Prix départ cave : 9,90 €. André & Michel Quénard, Toméry, Cedex 210, 73800 Chignin –
Tél. 04 79 28 12 75.
• Mâcon-Lugny « Les Charmes » 2017 de la cave de Lugny, 100% chardonnay. Au nez, ses arômes floraux s’entremêlent harmonieusement tout en révélant des notes de noisette, de miel, d’acacia et d’agrumes. En bouche, rondeur et vivacité se marient avec élégance, une pointe d’épices impertinente venant les relever. Un mâcon-villages à prix doux qui fait face honorablement au homard.
Prix : 7,80 € à la cave. En vente aussi chez les cavistes. Cave de Lugny, 995 rue des Charmes, 71260 Lugny – Tél. 03 85 33 22 85.
• IGP Cévennes Étincelle nomade blanc 2018 du domaine Mas Seren (70% vermentino, 30% ugni blanc).

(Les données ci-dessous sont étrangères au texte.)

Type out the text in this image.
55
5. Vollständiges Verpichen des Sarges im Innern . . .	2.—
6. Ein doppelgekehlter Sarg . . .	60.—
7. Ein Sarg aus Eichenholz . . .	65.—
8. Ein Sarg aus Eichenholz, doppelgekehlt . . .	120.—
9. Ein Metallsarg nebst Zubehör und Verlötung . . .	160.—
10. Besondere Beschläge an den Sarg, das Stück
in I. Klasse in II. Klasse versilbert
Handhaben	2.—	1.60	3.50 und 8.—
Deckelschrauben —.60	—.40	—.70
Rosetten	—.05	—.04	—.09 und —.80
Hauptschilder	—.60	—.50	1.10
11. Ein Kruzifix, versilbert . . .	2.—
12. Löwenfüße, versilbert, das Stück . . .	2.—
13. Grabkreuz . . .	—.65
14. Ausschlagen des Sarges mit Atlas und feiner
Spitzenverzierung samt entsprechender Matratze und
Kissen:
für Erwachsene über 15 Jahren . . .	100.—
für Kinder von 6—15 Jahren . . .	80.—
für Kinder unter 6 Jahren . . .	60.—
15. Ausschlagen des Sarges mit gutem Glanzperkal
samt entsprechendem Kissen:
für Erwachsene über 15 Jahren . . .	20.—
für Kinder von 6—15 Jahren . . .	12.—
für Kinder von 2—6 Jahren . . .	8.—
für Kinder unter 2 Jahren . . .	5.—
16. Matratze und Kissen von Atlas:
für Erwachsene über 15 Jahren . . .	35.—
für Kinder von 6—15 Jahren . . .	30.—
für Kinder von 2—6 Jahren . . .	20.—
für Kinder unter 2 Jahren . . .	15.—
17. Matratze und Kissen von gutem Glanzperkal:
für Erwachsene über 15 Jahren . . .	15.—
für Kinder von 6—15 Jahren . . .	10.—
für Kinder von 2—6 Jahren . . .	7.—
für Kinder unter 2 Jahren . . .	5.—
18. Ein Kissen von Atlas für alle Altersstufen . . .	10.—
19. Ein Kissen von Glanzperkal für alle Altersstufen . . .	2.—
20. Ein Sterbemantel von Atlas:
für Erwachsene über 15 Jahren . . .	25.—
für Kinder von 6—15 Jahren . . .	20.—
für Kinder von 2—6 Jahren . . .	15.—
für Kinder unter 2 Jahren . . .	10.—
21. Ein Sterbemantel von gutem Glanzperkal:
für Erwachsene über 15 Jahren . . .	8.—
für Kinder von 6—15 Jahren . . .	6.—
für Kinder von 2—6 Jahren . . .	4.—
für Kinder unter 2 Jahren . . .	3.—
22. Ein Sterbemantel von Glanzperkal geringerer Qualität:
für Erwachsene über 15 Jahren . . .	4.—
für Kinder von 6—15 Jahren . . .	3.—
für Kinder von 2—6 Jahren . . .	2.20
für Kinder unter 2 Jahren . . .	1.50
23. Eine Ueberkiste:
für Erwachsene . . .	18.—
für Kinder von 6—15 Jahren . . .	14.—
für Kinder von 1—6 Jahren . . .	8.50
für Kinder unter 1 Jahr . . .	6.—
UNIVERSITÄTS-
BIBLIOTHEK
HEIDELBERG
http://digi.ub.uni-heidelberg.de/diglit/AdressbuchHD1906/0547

Nez délicat sur les agrumes et la pêche blanche, bouche croquante, acidulée sur le citron et le pamplemousse. À accorder sur des recettes de homard froid ou sur du homard canadien.
Prix départ cave : 8 €. Domaine Mas Seren, 1820 route de Saint-Jean-du-Gard, 30140 Anduze – Tél. 06 79 41 13 29.
… à moins que vous ne préfériez un champagne brut !
• Champagne « Confidences » brut de Chassenay d’Arce (blanc de noirs (pinot noir).
Vin subtil et affirmé à la bulle très fine, au nez délicat qui s’ouvre sur des arômes miellés avec des touches de noisette et de violette. La bouche est fraîche, élégante fruitée (pêche de vigne, abricot), avec une finale longue et soyeuse et une persistance qui met bien en valeur un homard.
Prix indicatif départ cave : 55 €. Chassenay d’Arce, 11 rue du Pressoir, 10110 Ville sur Arce – Tél. 03 25 38 34 75.